しかし、高山茶や凍頂烏龍茶の大ヒットの影響で、市場で売られるお茶は、産地偽証茶や、ベトナムや大陸から荒茶が持ち込まれ再加工された粗悪台湾茶が多いという。

中国茶の分類は、製造方法による6大分類と茶樹以外の葉や樹皮、花などの茶外茶で分類される。
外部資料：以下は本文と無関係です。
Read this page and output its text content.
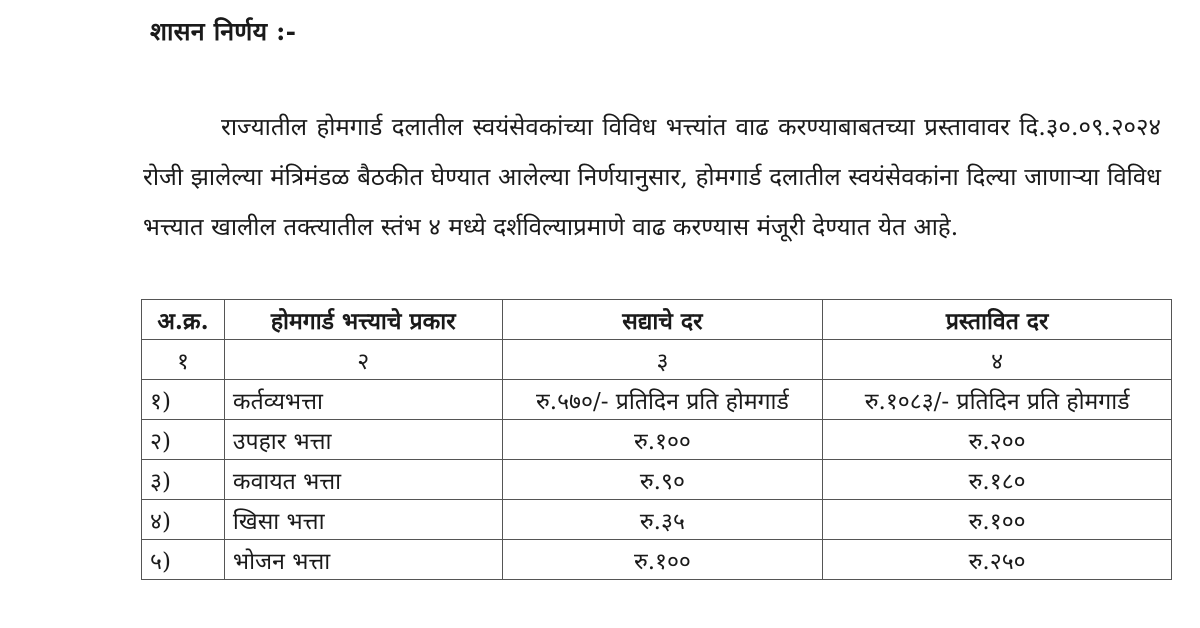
शासन निर्णय :-

राज्यातील होमगार्ड दलातील स्वयंसेवकांच्या विविध भत्त्यांत वाढ करण्याबाबतच्या प्रस्तावावर दि.३०.०९.२०२४ रोजी झालेल्या मंत्रिमंडळ बैठकीत घेण्यात आलेल्या निर्णयानुसार, होमगार्ड दलातील स्वयंसेवकांना दिल्या जाणाऱ्या विविध भत्त्यात खालील तक्त्यातील स्तंभ ४ मध्ये दर्शविल्याप्रमाणे वाढ करण्यास मंजूरी देण्यात येत आहे.

अ.क्र.	होमगार्ड भत्त्याचे प्रकार	सद्याचे दर	प्रस्तावित दर
१	२	३	४
१)	कर्तव्यभत्ता	रु.५७०/- प्रतिदिन प्रति होमगार्ड	रु.१०८३/- प्रतिदिन प्रति होमगार्ड
२)	उपहार भत्ता	रु.१००	रु.२००
३)	कवायत भत्ता	रु.९०	रु.१८०
४)	खिसा भत्ता	रु.३५	रु.१००
५)	भोजन भत्ता	रु.१००	रु.२५०
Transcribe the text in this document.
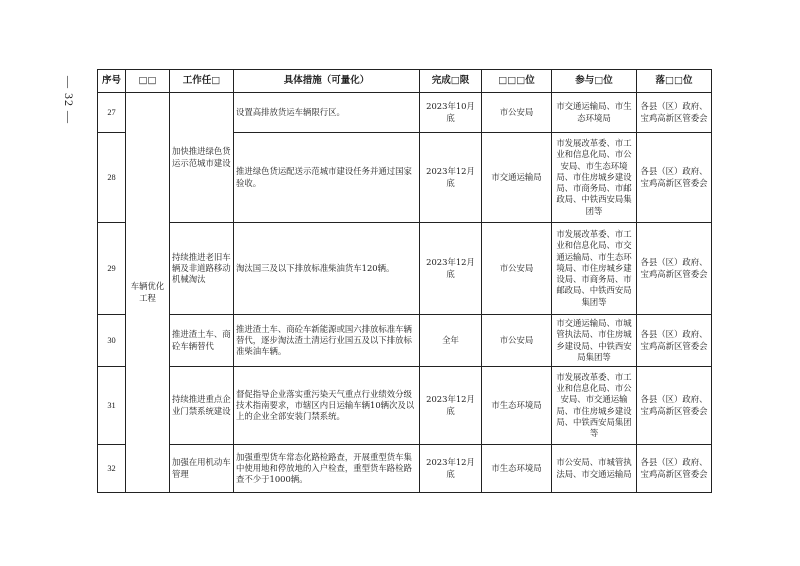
— 32 —	序号	□□	工作任□	具体措施（可量化）	完成□限	□□□位	参与□位	落□□位
27	车辆优化工程	加快推进绿色货运示范城市建设	设置高排放货运车辆限行区。	2023年10月底	市公安局	市交通运输局、市生态环境局	各县（区）政府、宝鸡高新区管委会
28			推进绿色货运配送示范城市建设任务并通过国家验收。	2023年12月底	市交通运输局	市发展改革委、市工业和信息化局、市公安局、市生态环境局、市住房城乡建设局、市商务局、市邮政局、中铁西安局集团等	各县（区）政府、宝鸡高新区管委会
29		持续推进老旧车辆及非道路移动机械淘汰	淘汰国三及以下排放标准柴油货车120辆。	2023年12月底	市公安局	市发展改革委、市工业和信息化局、市交通运输局、市生态环境局、市住房城乡建设局、市商务局、市邮政局、中铁西安局集团等	各县（区）政府、宝鸡高新区管委会
30		推进渣土车、商砼车辆替代	推进渣土车、商砼车新能源或国六排放标准车辆替代，逐步淘汰渣土清运行业国五及以下排放标准柴油车辆。	全年	市公安局	市交通运输局、市城管执法局、市住房城乡建设局、中铁西安局集团等	各县（区）政府、宝鸡高新区管委会
31		持续推进重点企业门禁系统建设	督促指导企业落实重污染天气重点行业绩效分级技术指南要求，市辖区内日运输车辆10辆次及以上的企业全部安装门禁系统。	2023年12月底	市生态环境局	市发展改革委、市工业和信息化局、市公安局、市交通运输局、市住房城乡建设局、中铁西安局集团等	各县（区）政府、宝鸡高新区管委会
32		加强在用机动车管理	加强重型货车常态化路检路查，开展重型货车集中使用地和停放地的入户检查，重型货车路检路查不少于1000辆。	2023年12月底	市生态环境局	市公安局、市城管执法局、市交通运输局	各县（区）政府、宝鸡高新区管委会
 1.緑茶  :「不発酵茶」・・・「日光萎凋(天日干し)」を行なわれ発酵させないお茶
 2.白茶  :「弱発酵茶」・・・日光萎凋天日乾燥、風乾、烘焙などで乾燥しただけのお茶。
 3.黄茶  :「弱後発酵茶」・乾燥途中に「悶黄(menhuang)」という高温多湿で菌発酵させる。
 4.青茶  :「半発酵茶」・・・(烏龍茶)武夷岩茶の条形タイプと安渓の球形タイプがある。
 5.紅茶  :「完全発酵茶」・・完全に発酵させたお茶
 6.黒茶  :「後発酵茶」・(普洱茶)「渥堆(wodui)」という高温多湿で長期間保管して作られる。
 7.茶外茶;「再加工茶」
・・・ジャスミン茶,工芸茶。茶以外の素材などを利用して加工したもの。

<十大銘茶>
                                                             ①龍井茶、   ②碧螺春、   ③黄山毛峰、④君山銀針、⑤祁門紅茶、                                                         ⑥六安瓜片、⑦信陽毛尖、⑧都匀毛尖,⑨武夷岩茶、⑩安渓鐡観音

白茶や黄茶は一般にはほとんど知られていないが、中国では、「冷のお茶」として、体の熱を取る効果が優れているとして、 福建省や香港で偽物が氾濫するほど人気のお茶です。